"Goodbye, Hollywood-- you just don't fit me like you should."
That lyric grabbed me the moment I heard it. Jet is usually something I enjoy listening to when speeding down the insterstate on my way back to school because it's rocking enough to roar over the constant road noise. Driving from Florida to South Carolina all the time gets old... but Jet never does. They will always make me think of the very first iPod commercial I saw; the bright solid colored background, covered with thrashing silhouettes of presumably joyous dancers. And in the background, Jet, pounding out a rhythm. Are you gonna be my girl?
The ultimate question every girl is supposed to want to hear. It's a pivotal moment, really. Some girls pine over it all the time, and it's reflected in their choice of movies, songs, books, posters, workout schedule. It's sort of second nature for girls in America these days to feel as though they won't be someone until they belong to someone. Which is definitely not a new idea (You're Nobody Till Somebody Loves You, anyone?)... but something that is radically new-- to me, at least-- is that you're nobody until you love you.
Oh sure, I've heard the spiel before. "You won't find love until you love yourself!" But that's bull. You know why? Because loving yourself is not a guarantee that someone else will love you. It's not a quick fix to bring someone flying to your doorstep with toffee and lilacs. Loving yourself should not and cannot be a decision you use to get somebody to like you. It has to be (can only be) an action that stands alone, for its own sake, and generates its own rewards.
If it doesn't, you're not doing it right.
I tried the whole shebang. Diet pills, piano lessons, ridiculously lengthy reading lists-- books about dating, books about being single, books about growing up, finding direction. I looked in every place that I could for something to tell me what I had to do to make myself good enough for love. I wanted to follow a list of instructions that would make me a better person that I could in turn love, and that would in turn be loved by someone else. But I've found that the thing all those self-help books make you believe is that you are the problem. You're the one that needs to change. But that's a lie.

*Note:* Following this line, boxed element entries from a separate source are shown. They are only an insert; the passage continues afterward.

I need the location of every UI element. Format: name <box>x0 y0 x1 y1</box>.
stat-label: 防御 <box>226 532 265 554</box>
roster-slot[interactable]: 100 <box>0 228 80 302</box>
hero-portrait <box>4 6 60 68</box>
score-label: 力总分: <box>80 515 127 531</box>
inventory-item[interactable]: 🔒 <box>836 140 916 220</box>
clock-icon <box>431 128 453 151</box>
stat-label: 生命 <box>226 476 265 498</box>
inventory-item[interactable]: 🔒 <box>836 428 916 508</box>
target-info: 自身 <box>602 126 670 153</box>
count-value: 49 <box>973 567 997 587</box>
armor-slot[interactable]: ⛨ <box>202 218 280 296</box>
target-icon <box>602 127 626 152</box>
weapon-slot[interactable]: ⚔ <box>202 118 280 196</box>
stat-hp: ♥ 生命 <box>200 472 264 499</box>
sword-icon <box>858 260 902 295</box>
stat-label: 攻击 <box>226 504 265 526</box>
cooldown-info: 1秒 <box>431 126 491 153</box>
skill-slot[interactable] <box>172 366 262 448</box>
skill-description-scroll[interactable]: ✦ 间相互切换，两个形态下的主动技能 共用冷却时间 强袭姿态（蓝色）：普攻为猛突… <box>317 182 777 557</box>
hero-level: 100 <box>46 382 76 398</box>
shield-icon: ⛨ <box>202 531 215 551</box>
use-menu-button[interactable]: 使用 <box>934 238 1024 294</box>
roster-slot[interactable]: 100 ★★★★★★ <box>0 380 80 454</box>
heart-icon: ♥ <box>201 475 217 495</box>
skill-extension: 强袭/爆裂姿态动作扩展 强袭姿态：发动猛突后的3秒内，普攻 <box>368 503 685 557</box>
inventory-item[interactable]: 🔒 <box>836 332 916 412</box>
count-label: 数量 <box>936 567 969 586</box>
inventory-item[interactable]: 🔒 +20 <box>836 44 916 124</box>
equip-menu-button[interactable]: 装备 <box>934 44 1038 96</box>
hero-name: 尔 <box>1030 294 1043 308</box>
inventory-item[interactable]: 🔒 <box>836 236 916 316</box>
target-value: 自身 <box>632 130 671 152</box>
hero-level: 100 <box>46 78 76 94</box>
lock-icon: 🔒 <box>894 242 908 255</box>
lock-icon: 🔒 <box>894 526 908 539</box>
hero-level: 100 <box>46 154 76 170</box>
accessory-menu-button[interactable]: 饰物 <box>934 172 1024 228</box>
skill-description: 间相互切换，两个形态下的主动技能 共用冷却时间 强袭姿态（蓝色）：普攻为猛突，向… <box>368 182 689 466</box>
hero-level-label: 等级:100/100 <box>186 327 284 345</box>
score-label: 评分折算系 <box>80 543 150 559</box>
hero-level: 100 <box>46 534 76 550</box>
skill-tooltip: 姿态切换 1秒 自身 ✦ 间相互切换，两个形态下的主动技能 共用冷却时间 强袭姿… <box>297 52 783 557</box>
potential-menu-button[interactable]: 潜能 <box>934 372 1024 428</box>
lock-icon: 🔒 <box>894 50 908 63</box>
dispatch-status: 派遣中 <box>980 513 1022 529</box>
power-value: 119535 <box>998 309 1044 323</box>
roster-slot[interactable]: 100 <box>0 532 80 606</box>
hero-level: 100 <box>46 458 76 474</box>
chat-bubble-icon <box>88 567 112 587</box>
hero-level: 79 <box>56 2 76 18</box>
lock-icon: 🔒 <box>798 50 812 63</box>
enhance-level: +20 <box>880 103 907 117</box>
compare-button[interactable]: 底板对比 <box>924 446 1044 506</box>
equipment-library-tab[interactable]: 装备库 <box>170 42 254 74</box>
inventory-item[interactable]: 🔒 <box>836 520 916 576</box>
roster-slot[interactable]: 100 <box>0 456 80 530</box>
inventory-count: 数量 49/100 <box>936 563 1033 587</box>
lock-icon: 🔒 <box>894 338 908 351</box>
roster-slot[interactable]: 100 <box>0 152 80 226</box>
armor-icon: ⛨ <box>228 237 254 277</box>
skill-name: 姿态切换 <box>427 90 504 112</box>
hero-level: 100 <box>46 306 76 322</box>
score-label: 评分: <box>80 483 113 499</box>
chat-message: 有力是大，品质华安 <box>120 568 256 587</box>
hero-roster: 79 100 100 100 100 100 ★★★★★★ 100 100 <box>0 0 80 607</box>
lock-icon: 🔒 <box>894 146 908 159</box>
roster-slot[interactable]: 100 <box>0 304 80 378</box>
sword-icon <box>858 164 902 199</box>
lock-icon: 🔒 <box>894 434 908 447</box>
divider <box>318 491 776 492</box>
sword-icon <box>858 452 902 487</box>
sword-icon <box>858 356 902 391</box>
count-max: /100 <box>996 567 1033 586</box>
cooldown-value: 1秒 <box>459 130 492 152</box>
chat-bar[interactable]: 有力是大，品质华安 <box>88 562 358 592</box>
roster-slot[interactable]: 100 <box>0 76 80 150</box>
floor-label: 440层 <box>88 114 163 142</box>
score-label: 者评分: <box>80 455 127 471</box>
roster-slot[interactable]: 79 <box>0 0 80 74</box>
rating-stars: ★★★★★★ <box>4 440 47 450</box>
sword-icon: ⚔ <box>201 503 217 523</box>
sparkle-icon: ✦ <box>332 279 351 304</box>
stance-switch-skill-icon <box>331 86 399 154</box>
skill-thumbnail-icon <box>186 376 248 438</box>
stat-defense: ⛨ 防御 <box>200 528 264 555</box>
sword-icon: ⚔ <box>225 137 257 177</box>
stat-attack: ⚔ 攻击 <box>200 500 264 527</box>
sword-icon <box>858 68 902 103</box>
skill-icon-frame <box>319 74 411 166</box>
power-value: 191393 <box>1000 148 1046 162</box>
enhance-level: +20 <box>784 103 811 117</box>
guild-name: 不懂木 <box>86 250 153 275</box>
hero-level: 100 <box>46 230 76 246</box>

Think about it: The self-help industry is just that-- an industry. They make their money on people who are looking for ways to change themselves. In that vein there aren't very many books (at least that I'm aware of) that identify the real truth: You don't have to change yourself in order to find some self-esteem. You find self-esteem by learning to love yourself as you are-- and changing the things around you that aren't conducive to that.
It's not that you're not good enough for Hollywood, you see. It's Hollywood that doesn't fit.
Finally everything started making sense. I stopped frantically searching for ways to improve myself. I started paying attention to what great gifts God has already given me. I've got fabulous hair, I think. I'm really funny sometimes. I can't sing all that well, but I can remember an astronomical number of songs. When I started really loving those little things, it just started to grow. This feeling. It had been hiding deep inside of me all along, and the more freedom I gave it, the stronger and stronger it got. My oh-why-can't-I-be-skinny-and-find-LOVEs became heck-YES-a-size-sixteen-is-SEXYs. Eventually it didn't even phase me when I didn't have a date. I knew what I was worth, and finding or not finding love couldn't change that. The pain had gone away. Self-acceptance and self-love is a skill that has to be learned, but once it is, it's something that pays for itself.
So I thought that was a pretty apt title for this blog; Goodbye, Hollywood. I'm a size 16, beautiful woman who loves fatshion. And if that doesn't fit in with someone else's ideals, they're the ones with the size issue. Not me. Certainly not you.